Life in the big city.

One of the long-term secular trends in human society is urbanization. From the earliest proto-cities to today's megalopolises, people keep packing themselves into smaller and smaller areas, in larger and larger numbers. The implications -- on everything from ethics to the environment -- are profound, as Stewart Brand explains:

For 50 years, the demographers in charge of human population projections for the United Nations released hard numbers that substantiated environmentalists' greatest fears about indefinite exponential population increase. For a while, those projections proved fairly accurate. However, in the 1990s, the U.N. started taking a closer look at fertility patterns, and in 2002, it adopted a new theory that shocked many demographers: human population is leveling off rapidly, even precipitously, in developed countries, with the rest of the world soon to follow. Most environmentalists still haven't got the word. Worldwide, birthrates are in free fall. Around one-third of countries now have birthrates below replacement level (2.1 children per woman) and sinking. Nowhere does the downward trend show signs of leveling off. Nations already in a birth dearth crisis include Japan, Italy, Spain, Germany, and Russia -- whose population is now in absolute decline and is expected to be 30 percent lower by 2050. On every part of every continent and in every culture (even Mormon), birthrates are headed down. They reach replacement level and keep on dropping. It turns out that population decrease accelerates downward just as fiercely as population increase accelerated upward, for the same reason. Any variation from the 2.1 rate compounds over time.

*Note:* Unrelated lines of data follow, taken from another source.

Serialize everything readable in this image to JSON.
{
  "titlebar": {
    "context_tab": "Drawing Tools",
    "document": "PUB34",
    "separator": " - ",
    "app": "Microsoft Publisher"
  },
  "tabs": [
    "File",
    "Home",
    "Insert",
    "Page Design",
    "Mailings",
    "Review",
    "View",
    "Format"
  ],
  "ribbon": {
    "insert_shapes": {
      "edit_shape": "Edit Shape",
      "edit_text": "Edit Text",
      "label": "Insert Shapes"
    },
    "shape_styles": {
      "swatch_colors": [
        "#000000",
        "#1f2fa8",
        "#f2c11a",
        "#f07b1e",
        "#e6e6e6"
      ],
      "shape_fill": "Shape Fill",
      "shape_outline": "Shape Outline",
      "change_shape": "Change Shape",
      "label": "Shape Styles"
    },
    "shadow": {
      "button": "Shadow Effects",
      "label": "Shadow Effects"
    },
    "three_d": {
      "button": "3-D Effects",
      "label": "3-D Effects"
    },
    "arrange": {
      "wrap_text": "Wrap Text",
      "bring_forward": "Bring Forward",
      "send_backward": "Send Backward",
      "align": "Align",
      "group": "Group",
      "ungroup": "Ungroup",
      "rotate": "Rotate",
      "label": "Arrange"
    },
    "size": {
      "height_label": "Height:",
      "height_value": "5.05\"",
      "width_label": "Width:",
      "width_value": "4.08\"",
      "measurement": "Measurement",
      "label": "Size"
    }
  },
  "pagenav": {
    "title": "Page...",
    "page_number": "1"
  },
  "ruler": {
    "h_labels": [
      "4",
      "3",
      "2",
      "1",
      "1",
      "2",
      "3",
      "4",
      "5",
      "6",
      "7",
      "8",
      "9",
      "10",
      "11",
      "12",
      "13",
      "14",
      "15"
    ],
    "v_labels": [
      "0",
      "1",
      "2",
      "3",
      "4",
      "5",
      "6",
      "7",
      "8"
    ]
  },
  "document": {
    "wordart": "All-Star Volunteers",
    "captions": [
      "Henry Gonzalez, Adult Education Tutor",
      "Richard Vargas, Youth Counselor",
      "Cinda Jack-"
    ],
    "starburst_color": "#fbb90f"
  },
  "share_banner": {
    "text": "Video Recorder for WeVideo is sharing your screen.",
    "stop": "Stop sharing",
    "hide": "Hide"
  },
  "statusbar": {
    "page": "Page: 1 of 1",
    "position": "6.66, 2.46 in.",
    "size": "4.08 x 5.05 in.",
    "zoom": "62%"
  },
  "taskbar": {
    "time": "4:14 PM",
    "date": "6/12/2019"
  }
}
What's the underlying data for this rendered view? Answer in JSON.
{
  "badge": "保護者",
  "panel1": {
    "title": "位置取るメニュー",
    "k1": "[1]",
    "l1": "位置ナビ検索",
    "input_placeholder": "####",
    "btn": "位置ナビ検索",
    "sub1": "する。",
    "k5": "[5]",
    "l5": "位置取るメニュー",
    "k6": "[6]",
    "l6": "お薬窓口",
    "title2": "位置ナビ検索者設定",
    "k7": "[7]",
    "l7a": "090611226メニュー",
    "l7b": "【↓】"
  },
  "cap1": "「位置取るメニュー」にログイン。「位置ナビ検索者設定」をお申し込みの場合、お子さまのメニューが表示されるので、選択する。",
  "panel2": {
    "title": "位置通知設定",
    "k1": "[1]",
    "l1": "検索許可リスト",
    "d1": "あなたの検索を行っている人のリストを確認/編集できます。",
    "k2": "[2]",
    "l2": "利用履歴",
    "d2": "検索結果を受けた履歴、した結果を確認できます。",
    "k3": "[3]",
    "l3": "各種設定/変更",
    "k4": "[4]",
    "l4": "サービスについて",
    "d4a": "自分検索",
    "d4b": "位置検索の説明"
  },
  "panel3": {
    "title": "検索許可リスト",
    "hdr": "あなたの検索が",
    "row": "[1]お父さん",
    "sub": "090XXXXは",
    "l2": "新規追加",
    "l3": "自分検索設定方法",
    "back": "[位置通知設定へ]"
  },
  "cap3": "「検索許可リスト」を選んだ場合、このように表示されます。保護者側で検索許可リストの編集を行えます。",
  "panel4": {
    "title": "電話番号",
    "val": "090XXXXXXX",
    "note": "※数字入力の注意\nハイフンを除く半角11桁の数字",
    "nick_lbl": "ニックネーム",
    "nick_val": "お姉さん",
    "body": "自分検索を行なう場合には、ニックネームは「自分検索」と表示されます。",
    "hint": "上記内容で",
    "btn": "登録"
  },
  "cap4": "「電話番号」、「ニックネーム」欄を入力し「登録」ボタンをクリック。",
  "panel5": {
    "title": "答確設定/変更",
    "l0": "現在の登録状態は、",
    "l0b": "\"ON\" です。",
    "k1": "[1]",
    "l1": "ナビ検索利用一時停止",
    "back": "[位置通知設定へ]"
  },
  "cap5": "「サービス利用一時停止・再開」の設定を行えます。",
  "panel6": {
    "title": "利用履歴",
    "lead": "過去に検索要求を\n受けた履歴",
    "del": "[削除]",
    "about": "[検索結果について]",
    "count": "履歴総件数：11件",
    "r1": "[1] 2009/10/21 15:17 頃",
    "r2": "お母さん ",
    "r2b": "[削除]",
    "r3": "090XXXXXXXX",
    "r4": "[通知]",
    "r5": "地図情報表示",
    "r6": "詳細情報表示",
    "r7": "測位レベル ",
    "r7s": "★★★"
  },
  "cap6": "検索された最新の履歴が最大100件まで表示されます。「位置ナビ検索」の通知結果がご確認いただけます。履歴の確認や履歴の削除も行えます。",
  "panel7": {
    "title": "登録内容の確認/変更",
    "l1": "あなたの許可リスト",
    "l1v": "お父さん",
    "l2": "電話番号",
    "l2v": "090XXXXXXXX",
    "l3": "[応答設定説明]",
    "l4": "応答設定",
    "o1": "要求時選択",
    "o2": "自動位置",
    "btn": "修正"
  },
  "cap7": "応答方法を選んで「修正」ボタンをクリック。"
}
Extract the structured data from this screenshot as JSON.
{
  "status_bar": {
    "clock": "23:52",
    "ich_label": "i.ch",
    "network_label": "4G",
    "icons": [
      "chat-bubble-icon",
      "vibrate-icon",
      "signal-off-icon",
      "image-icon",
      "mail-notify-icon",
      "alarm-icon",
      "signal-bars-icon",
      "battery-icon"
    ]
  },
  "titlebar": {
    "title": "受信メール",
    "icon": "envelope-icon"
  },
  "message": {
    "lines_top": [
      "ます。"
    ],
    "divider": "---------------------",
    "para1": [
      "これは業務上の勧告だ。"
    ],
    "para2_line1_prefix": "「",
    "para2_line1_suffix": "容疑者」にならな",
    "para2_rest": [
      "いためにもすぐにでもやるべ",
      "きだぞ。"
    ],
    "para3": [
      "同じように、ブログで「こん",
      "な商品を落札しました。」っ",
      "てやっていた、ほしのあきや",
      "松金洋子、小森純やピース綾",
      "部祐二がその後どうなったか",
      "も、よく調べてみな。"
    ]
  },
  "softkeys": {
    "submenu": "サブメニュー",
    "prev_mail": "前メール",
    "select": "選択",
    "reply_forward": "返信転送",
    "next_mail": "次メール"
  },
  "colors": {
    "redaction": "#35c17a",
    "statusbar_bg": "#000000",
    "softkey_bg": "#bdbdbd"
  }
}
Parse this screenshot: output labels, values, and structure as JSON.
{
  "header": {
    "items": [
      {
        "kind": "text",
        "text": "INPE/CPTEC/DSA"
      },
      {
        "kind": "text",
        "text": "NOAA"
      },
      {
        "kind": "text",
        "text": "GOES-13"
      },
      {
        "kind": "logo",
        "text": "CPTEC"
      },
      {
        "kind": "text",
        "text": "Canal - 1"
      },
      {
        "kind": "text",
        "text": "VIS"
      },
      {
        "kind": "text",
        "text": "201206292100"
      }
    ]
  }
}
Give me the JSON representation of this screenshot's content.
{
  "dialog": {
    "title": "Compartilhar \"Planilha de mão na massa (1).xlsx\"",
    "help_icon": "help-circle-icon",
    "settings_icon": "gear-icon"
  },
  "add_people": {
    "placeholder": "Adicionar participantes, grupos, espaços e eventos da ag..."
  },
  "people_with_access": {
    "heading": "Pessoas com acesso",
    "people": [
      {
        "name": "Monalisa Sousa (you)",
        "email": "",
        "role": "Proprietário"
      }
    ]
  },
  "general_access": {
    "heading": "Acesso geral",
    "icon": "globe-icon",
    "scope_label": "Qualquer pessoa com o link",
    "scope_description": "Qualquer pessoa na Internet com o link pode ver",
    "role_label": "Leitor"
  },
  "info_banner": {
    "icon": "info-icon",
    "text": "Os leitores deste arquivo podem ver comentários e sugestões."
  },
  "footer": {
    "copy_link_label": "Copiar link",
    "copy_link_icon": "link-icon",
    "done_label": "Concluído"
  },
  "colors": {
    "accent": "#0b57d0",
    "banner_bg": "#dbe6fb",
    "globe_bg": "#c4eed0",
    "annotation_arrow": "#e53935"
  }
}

That's great news for environmentalists (or it will be when finally noticed), but they need to recognize what caused the turnaround. The world population growth rate actually peaked at 2 percent way back in 1968, the very year my old teacher Paul Ehrlich published The Population Bomb. The world's women didn't suddenly have fewer kids because of his book, though. They had fewer kids because they moved to town.

Cities are population sinks -- always have been. Although more children are an asset in the countryside, they're a liability in the city. A global tipping point in urbanization is what stopped the population explosion. As of this year, 50 percent of the world's population lives in cities, with 61 percent expected by 2030. In 1800 it was 3 percent; in 1900 it was 14 percent.

The environmentalist aesthetic is to love villages and despise cities. My mind got changed on the subject a few years ago by an Indian acquaintance who told me that in Indian villages the women obeyed their husbands and family elders, pounded grain, and sang. But, the acquaintance explained, when Indian women immigrated to cities, they got jobs, started businesses, and demanded their children be educated. They became more independent, as they became less fundamentalist in their religious beliefs. Urbanization is the most massive and sudden shift of humanity in its history. Environmentalists will be rewarded if they welcome it and get out in front of it.

Brand amplifies on that last point about "getting out in front" of urbanization as follows:

The best way for doubters to control a questionable new technology is to embrace it, lest it remain wholly in the hands of enthusiasts who think there is nothing questionable about it.

And he also argues that it's time for true environmentalists to get behind nuclear power and to get out in front of it as well by agitating for the use of modern nuclear technologies like pellet-bed reactors.

I really liked the way Stewart Brand questioned assumptions in How Buildings Learn, and that seems to be one of his signature traits. Perhaps it's time for me to finally read The Clock of the Long Now (I've just requested it from the Denver Public Library).

Posted on 2005-04-16 at 21:51. File under society.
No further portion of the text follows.